Parmi les rares, il n’y a pas que l’Homme, nous noterons qu’il y a également  les chondrichtyens ! Ces poissons à squelette toujours cartilagineux, dont les plus connus sont les requins et les raies. Or il se trouve que l’encéphalisation des chondrichtyens est un mystère. A quoi cela sert-il aux requins et aux raies d’avoir un grand cerveau?  Cette caractéristique est d’autant plus étonnante qu’elle est très ancienne: les fossiles montrent qu’il y a 300 millions d’années, certains requins étaient déjà fortement encéphalisés. En fait, les requins ont été les premiers vertébrés à « expérimenter » l’encéphalisation! (4) 

Fermons la parenthèse des dents cerveaux de la mer. Les grands cerveaux sont rares, ce luxe coûte cher, autant s’en servir. C’est ce que fait l’être humain, qui doit apprendre tant de choses, lui qui est si démuni à la naissance. Un sérieux handicap qui finit par se retourner à son avantage…

 (A suivre…)

Brunor

(1)   Comme on peut le constater, dans ce domaine, nous n’en sommes qu’à l’étape des recherches et pas encore à celle des sciences exactes, c’est pourquoi, nous ne pouvons pas encore utiliser ces hypothèses dans nos albums des indices pensables, puisque notre enquête ne peut s’appuyer que sur des données acquises et confirmées. Mais le coût onéreux du cerveau en est une.

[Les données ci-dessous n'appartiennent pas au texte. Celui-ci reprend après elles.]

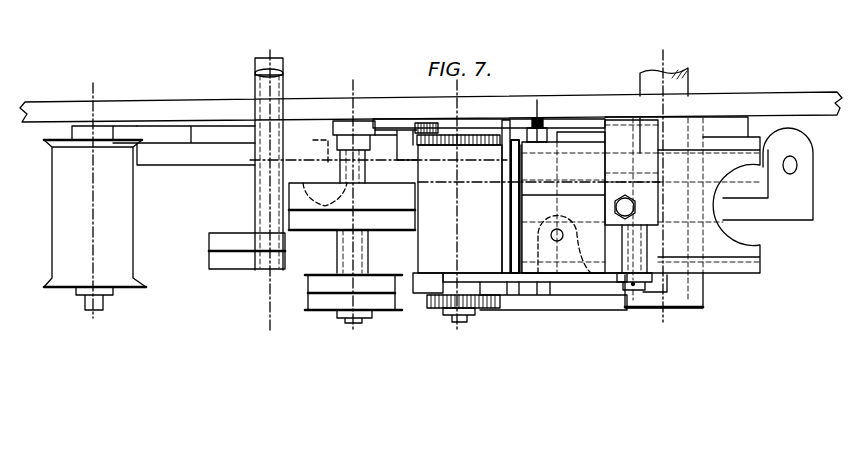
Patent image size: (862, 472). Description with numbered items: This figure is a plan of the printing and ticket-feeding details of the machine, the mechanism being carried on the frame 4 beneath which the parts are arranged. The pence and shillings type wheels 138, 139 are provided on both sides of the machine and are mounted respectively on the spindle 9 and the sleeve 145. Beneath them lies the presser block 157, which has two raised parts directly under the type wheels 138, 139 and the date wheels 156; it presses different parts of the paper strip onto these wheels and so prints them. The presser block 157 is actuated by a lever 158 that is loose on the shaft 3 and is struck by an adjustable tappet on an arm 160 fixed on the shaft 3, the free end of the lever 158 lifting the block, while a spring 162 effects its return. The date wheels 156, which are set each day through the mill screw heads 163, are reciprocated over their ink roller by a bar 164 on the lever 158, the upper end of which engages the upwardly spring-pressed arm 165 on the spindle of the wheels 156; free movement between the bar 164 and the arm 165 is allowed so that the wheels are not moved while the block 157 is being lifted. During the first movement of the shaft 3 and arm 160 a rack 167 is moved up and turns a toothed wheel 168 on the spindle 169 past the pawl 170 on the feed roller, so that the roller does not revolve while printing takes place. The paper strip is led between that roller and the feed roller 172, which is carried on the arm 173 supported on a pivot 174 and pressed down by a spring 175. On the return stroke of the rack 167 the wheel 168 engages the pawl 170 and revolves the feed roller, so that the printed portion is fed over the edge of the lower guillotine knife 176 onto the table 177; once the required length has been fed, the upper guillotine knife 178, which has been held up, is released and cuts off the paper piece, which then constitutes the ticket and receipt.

The shaft 3 is at (650, 82).
The frame rail 4 is at (105, 110).
The spindle 9 is at (255, 63).
The pence type wheel 138 is at (247, 268).
The shillings type wheel 139 is at (226, 238).
The sleeve 145 is at (262, 193).
The date wheel 156 is at (408, 222).
The presser block 157 is at (368, 253).
The lever 158 is at (318, 167).
The arm 160 is at (800, 176).
The spring 162 is at (210, 157).
The mill screw head 163 is at (315, 300).
The bar 164 is at (393, 130).
The spring pressed arm 165 is at (380, 130).
The rack 167 is at (548, 300).
The toothed wheel 168 is at (483, 310).
The spindle 169 is at (458, 317).
The pawl 170 is at (425, 294).
The feed roller 172 is at (455, 205).
The arm 173 is at (497, 130).
The pivot 174 is at (648, 247).
The spring 175 is at (544, 204).
The lower guillotine knife 176 is at (503, 173).
The table 177 is at (722, 160).
The upper guillotine knife 178 is at (512, 255).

(2)   http://passeurdesciences.blog.lemonde.fr/2014/08/31/pourquoi-lenfance-des-humains-est-elle-si-longue/

(3)   http://ethologie.unige.ch/etho4.13/par.date/2013.09.30.htm

(4)   On notera que la fameuse « utilisation de 5, 10,  ou 20% des capacités de notre cerveau » n’est pas une donnée acquise par les sciences exactes,  mais plutôt un lieu commun très approximatif, dans le style des fausses croyances. De fait : que signifie utiliser 10 % de son cerveau ? C’est une estimation subjective, sans doute une façon de dire qu’il nous reste des potentialités à découvrir… On pourrait encore l’entendre d’une autre façon. Si mon cerveau détient la potentialité d’apprendre 10 langues, et que j’en apprends que deux, je n’utilise en effet que 20% des capacités de mon cerveau dans ce domaine précis. Mieux vaut se mettre d’accord sur les définitions avant de débattre d’un sujet.

(5)   Erratum : dans la chronique 35,  en Genèse 27 : l’original hébreu n’est pas nichmot (aucun signe de pluriel dans ce mot) mais nichmat : état construit singulier de nichma.
La traduction : souffle/haleine de vie convient donc très bien.